ACEIs are currently used in the treatment of both clinical and experimental hypertension [14,15]. Kininase II inhibitors could lower BP by inhibiting the biodegradation of kinin as well as blocking the formation of angiotensin II (AgII). Previous study has demonstrated that urinary kallikrein excretion was found to be diminished in family members at risk for hereditary hypertension and that urinary kallikrein may be one of the major genetic markers associated with family history of hypertension [16].

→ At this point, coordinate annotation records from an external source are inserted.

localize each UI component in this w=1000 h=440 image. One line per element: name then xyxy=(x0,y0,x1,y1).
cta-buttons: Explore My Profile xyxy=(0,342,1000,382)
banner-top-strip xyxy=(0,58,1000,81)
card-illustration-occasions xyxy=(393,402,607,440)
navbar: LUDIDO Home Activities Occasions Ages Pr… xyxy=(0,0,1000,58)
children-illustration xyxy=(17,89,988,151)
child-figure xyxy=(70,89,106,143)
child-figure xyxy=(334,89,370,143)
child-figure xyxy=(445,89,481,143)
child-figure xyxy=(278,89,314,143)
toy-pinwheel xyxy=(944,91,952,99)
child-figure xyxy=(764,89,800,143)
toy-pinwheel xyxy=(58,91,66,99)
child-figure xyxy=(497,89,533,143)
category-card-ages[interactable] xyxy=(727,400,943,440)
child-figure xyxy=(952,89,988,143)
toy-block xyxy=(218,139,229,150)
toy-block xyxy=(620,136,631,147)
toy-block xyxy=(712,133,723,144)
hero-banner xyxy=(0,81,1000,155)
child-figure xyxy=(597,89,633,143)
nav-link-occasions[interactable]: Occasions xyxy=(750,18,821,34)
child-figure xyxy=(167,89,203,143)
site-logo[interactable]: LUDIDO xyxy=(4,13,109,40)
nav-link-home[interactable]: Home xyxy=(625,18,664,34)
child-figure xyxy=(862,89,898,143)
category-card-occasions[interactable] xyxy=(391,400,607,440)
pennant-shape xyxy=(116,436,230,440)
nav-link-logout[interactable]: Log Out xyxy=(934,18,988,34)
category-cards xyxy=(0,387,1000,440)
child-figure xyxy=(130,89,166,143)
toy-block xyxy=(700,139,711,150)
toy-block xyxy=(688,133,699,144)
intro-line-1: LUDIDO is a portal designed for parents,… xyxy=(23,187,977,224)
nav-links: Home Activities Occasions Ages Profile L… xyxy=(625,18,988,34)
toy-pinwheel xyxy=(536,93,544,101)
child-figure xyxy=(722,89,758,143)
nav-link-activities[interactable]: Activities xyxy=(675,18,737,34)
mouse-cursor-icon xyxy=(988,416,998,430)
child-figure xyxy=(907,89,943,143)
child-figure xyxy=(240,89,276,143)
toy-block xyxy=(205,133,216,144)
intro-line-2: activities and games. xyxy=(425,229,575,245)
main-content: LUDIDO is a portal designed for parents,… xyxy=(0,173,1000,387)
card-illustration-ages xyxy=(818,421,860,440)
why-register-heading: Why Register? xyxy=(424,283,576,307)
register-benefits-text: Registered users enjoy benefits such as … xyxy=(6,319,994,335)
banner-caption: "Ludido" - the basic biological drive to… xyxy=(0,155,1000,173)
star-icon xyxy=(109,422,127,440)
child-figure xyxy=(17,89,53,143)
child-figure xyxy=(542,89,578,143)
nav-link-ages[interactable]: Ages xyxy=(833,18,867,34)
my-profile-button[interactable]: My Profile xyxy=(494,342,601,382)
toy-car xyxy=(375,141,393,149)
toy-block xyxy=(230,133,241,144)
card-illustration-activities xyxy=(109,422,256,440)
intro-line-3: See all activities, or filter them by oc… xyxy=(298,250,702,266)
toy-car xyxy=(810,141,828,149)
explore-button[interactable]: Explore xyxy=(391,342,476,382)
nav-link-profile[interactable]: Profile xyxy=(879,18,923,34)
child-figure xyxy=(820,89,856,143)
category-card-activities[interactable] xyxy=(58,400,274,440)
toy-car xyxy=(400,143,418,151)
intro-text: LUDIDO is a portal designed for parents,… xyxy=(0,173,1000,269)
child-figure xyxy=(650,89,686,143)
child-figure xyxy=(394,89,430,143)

Left ventricular hypertrophy is regarded as an independent risk factor in hypertensive patients in inducing cardiac abnormalities. BK can counter the development of LVH in rats with hypertension produced by aortic banding [17,18]. This anti-hypertrophic effect of BK was abolished by the B2 receptor antagonist treatment as well as by NO synthetase inhibitor. Thus, the BK has a role in protecting the heart against developing LVH by releasing NO in this model of hypertension induced by aortic banding. In this regard, we have for the first time demonstrated that the lack of the cardiac KKS could be responsible for the induction of LVH in SHR and SHR with diabetes [4]. It is suggested that the reduced cardiac tissue kallikrein and cardiac kininogen may be responsible for reduced BK generation in the heart. Therefore deficient components of the BK in the heart may be responsible for inducing excessive hypertrophy and myocardial dysfunction in cases of hypertension. It is highly desirable to develop stable compounds of BK to evaluate their efficacy and potency in cases of cardiac failure, cardiac ischemia and hypertension.
We have recently observed the reduction in plasma prekallikrein prekallikrein levels in Kuwaiti patients with hypertension those they did not receive the treatment. This might be serving as early marker in the development of renal and cardiovascular abnormalities [19,20] (Figure 2).
Figure 2: Plasma prekallikrein levels in healthy subjects and hypertensive patients. Data are presented as mean and SEM. There is a **(p<0.001) significance between control and hypertensive. Number=4 (unpublished observation by Sharma et al. 2017).